If a kernel internally maintains time as 64.64 integer, turning this into
a binary128 floating point value is a matter of stuffing the 64.64 into
the mantissa field and normalizing the FP.
Notice that I have not specified that the actual syscall must use FP, the
conversion from 64.64 to FP could, and probably should, happen in libc.
The major trouble right now, is that the time-types in POSIX sucks.
If we want to improve it, we should make sure the improvement is
an improvement.

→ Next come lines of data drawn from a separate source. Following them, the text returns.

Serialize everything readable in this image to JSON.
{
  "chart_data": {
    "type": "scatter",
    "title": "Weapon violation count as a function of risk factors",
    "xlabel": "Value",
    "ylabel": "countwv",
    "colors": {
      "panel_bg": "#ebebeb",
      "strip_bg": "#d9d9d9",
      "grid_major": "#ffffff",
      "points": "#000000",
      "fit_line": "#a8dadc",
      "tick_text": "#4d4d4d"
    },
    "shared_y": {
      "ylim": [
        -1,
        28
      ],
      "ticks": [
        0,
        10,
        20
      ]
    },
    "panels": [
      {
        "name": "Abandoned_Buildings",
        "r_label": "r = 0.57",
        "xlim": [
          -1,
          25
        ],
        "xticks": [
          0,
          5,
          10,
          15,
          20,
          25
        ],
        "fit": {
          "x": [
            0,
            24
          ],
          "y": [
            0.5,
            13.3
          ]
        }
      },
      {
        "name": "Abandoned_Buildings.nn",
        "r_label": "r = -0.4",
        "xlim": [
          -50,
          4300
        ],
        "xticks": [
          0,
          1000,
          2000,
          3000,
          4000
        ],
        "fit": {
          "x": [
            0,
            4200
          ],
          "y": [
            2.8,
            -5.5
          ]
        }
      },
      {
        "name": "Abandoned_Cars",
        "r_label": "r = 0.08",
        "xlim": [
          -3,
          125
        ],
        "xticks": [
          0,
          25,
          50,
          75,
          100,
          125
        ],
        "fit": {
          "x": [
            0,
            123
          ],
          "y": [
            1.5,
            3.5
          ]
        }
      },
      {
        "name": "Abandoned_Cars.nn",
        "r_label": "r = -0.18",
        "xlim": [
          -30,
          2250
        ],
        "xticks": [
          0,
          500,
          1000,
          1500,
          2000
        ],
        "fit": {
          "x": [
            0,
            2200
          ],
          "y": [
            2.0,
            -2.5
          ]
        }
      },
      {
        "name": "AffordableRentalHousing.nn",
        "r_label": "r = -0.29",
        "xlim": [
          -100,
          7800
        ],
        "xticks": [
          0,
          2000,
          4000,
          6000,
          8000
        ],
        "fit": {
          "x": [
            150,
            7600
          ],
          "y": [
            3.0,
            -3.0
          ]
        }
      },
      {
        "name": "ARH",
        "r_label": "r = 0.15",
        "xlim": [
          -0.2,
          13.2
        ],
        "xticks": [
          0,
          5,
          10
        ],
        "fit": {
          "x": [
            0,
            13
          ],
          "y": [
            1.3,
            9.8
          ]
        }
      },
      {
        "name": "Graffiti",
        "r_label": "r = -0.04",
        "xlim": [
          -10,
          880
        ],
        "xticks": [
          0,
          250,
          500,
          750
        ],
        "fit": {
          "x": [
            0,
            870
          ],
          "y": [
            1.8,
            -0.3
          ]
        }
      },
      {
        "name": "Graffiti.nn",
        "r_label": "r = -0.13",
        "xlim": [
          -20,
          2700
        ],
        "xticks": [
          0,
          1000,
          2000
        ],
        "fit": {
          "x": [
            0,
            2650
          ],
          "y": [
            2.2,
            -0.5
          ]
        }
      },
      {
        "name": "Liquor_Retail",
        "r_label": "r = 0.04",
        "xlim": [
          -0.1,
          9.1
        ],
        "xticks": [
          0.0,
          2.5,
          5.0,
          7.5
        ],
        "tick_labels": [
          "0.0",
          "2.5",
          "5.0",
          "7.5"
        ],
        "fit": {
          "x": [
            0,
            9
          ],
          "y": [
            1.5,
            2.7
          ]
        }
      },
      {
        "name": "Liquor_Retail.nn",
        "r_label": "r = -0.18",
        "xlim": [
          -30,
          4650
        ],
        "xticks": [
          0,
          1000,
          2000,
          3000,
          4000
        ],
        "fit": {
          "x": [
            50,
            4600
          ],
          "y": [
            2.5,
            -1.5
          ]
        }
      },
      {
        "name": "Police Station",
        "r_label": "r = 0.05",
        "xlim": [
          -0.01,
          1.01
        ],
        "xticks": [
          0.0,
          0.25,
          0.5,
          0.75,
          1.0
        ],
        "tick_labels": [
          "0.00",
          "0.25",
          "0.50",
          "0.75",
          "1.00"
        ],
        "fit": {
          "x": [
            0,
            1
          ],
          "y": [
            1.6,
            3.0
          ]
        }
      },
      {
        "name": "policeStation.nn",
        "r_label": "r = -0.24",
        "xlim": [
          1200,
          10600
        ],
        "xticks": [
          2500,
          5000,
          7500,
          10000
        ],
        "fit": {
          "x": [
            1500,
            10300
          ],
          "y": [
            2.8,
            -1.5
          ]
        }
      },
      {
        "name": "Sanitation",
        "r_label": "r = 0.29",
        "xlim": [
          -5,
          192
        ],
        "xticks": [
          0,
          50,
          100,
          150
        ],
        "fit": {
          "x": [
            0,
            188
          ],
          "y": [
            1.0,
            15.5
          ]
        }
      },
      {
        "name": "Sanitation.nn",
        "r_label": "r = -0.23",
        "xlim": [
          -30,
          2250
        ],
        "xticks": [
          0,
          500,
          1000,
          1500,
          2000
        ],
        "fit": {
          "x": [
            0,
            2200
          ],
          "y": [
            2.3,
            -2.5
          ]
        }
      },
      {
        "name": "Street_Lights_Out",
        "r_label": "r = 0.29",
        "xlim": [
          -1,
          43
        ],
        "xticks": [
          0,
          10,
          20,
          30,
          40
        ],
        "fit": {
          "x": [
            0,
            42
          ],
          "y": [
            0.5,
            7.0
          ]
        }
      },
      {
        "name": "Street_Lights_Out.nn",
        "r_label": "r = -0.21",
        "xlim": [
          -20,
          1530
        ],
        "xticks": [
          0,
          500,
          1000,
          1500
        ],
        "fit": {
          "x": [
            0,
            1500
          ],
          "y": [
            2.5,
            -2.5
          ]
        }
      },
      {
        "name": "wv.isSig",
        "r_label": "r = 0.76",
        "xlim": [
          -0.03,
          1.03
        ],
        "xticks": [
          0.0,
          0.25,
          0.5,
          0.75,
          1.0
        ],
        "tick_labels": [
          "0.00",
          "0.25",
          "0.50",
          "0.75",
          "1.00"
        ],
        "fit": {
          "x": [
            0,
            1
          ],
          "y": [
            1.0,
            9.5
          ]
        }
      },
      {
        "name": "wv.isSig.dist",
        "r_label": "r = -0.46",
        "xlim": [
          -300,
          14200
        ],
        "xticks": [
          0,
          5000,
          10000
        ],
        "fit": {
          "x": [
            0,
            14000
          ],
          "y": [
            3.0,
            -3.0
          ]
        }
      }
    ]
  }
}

The choice of FP is to make time act like a sensible
variable in programs, which would be a big improvement over timeval
and similar crap:
if (t1 - t0 > 0.25)
do_that();
And FP is also indicated because binary128 is the only variable
type currently in existence big enough to hold timestamps with
sufficient resolution.
>> 2) There is nothing magic about the 1000 year horizon. Certainly
>> science cases extend very much further into the past and future.
1000 years was chosen as a bare minimum to estimate miniumum number of
bits needed.
With binary128 we get 112 bits, which is enought to time individual
QED events in the Carboniferous Era.
>> 3) How does this interoperate with Julian date, another
>> floating-point format? Note that Modified Julian Date (MJD) was
>> implemented precisely to avoid the extended precision needed to
>> simultaneously support high precision and wide date ranges.
There is no difference in the number of bits necessary, MJD is
just a scale and an offset away from my realtime_t type.
I think it is important that the unit of the representation is a
second rather than a day, simply because most of the stuff computers
do are in the second domain, not in the day domain. (See code example
above)
>My question, though: if the offset is in TAI, and you have to
>support "UTC", how do you get your leap second tables to do the
>conversion?
The reason for TAI is that way the kernel will not need the leapseconds
only userland will.
libc will need an updated table of leap-seconds to give you UTC,
and if you hand it a timestamp that is more than some set delta-T
from the last entry in the leapsecond table, it will return E2BIG
rather than give you a potentially wrong timestamp.
NTP can transfer the leap-second table these days, and all sorts
of software update mechanisms could as well.
--
Poul-Henning Kamp | UNIX since Zilog Zeus 3.20
phk at FreeBSD.ORG | TCP/IP since RFC 956
FreeBSD committer | BSD since 4.3-tahoe
Never attribute to malice what can adequately be explained by incompetence.